My apologies for the long description of Happy Death Day.  A plot like this needs a bit of explanation.  For all its length, it does not paint the rosiest picture of Tree.  It is also hard to find a Catholic angle to a slasher film.  Luckily, this one makes it easy.  What Tree undergoes during her time loop is a serious examination of her soul, and she does not like what she finds.  Her treatment of her roommate, though what gets her into this predicament, is only the most recent manifestation of her problems.  As is revealed at one point, it all starts with the death of her mother (Missy Yager), with whom she was close.  Significantly, they shared a birthday, and it is hinted that this is the reason for her odd condition.  Yet, if you noticed the past tense, you will have guessed that mom died, and it causes Tree to begin acting out.  She stopped talking to her father (Jason Bayle), began partying and sleeping around, and treated like dirt people she determined to be socially awkward.  She admits these things to Carter, and with his support and when she believes she has the mystery solved, she begins to make amends with all the people she has wronged.  In doing so, she performs a series of truly selfless acts that this Catholic can get behind, not to mention sacrificing herself at one point so that Carter could live.  Being a good person is not the sole purview of Christianity.  Still, the Faith does teach us to love one another.  Tree could not do this because she did not love herself, and she needed to go through some harrowing experiences to learn this lesson.  Many Christian thinkers have talked about how everything that happens to us is an opportunity for grace, good or bad.  By the end, Tree has truly learned this secret.
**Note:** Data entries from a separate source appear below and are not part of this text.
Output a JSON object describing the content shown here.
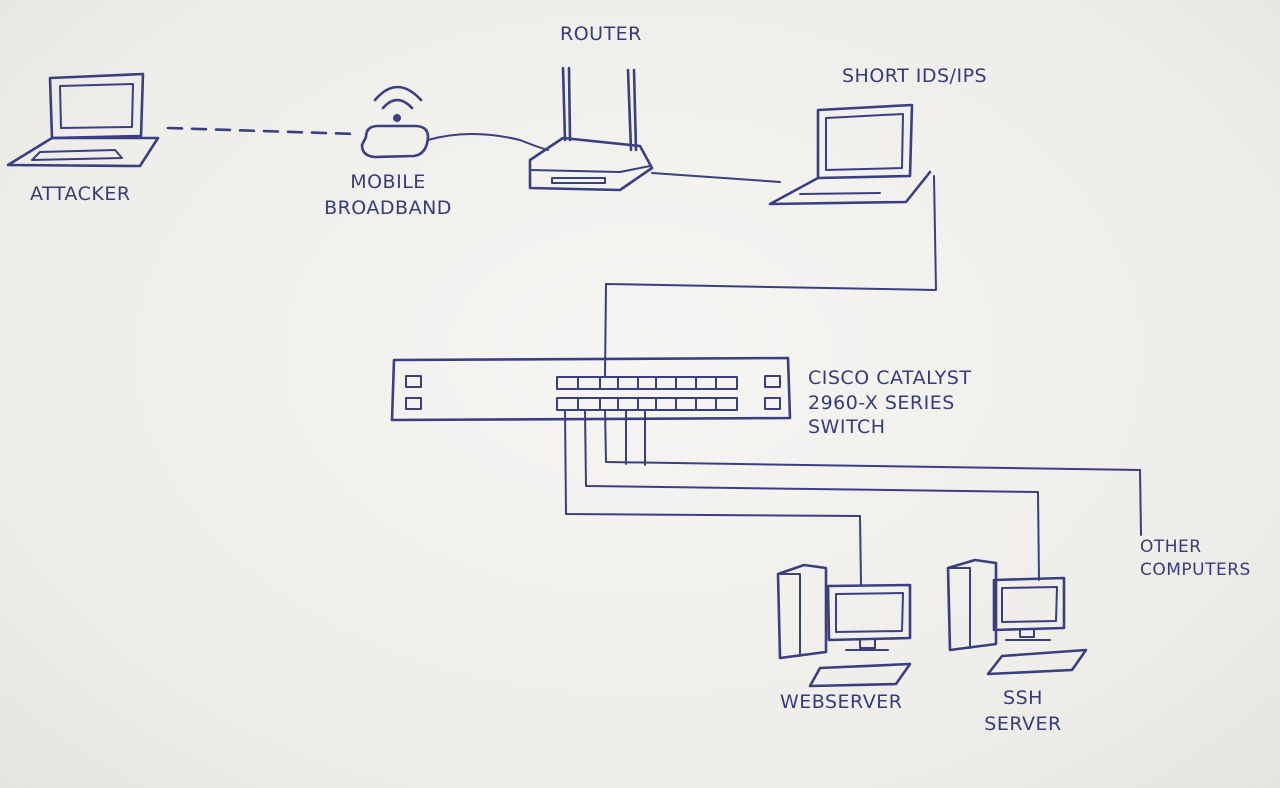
{
  "diagram": {
    "nodes": {
      "attacker": {
        "label": "ATTACKER",
        "icon": "laptop-icon"
      },
      "mobile_broadband": {
        "line1": "MOBILE",
        "line2": "BROADBAND",
        "icon": "mobile-broadband-icon"
      },
      "router": {
        "label": "ROUTER",
        "icon": "router-icon"
      },
      "snort": {
        "label": "SHORT IDS/IPS",
        "icon": "laptop-icon"
      },
      "switch": {
        "line1": "CISCO CATALYST",
        "line2": "2960-X SERIES",
        "line3": "SWITCH",
        "icon": "switch-icon"
      },
      "webserver": {
        "label": "WEBSERVER",
        "icon": "desktop-computer-icon"
      },
      "ssh_server": {
        "line1": "SSH",
        "line2": "SERVER",
        "icon": "desktop-computer-icon"
      },
      "other_computers": {
        "line1": "OTHER",
        "line2": "COMPUTERS"
      }
    },
    "ink_color": "#3a3f80",
    "paper_color": "#f1f0ee"
  }
}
Hence, call this a first with Happy Death Day in that I, Albert W. Vogt III, Ph.D., am recommending a slasher film.  We will see what happens when I watch the sequel later tonight.  In the meantime, be warned that there is a fair amount of inappropriate material in the film.  The language is awful, and Danielle really is the worst.  Despite Tree starting off in the same mold, she morphs into a sympathetic character by the end.  That is all for which this reviewer can ask.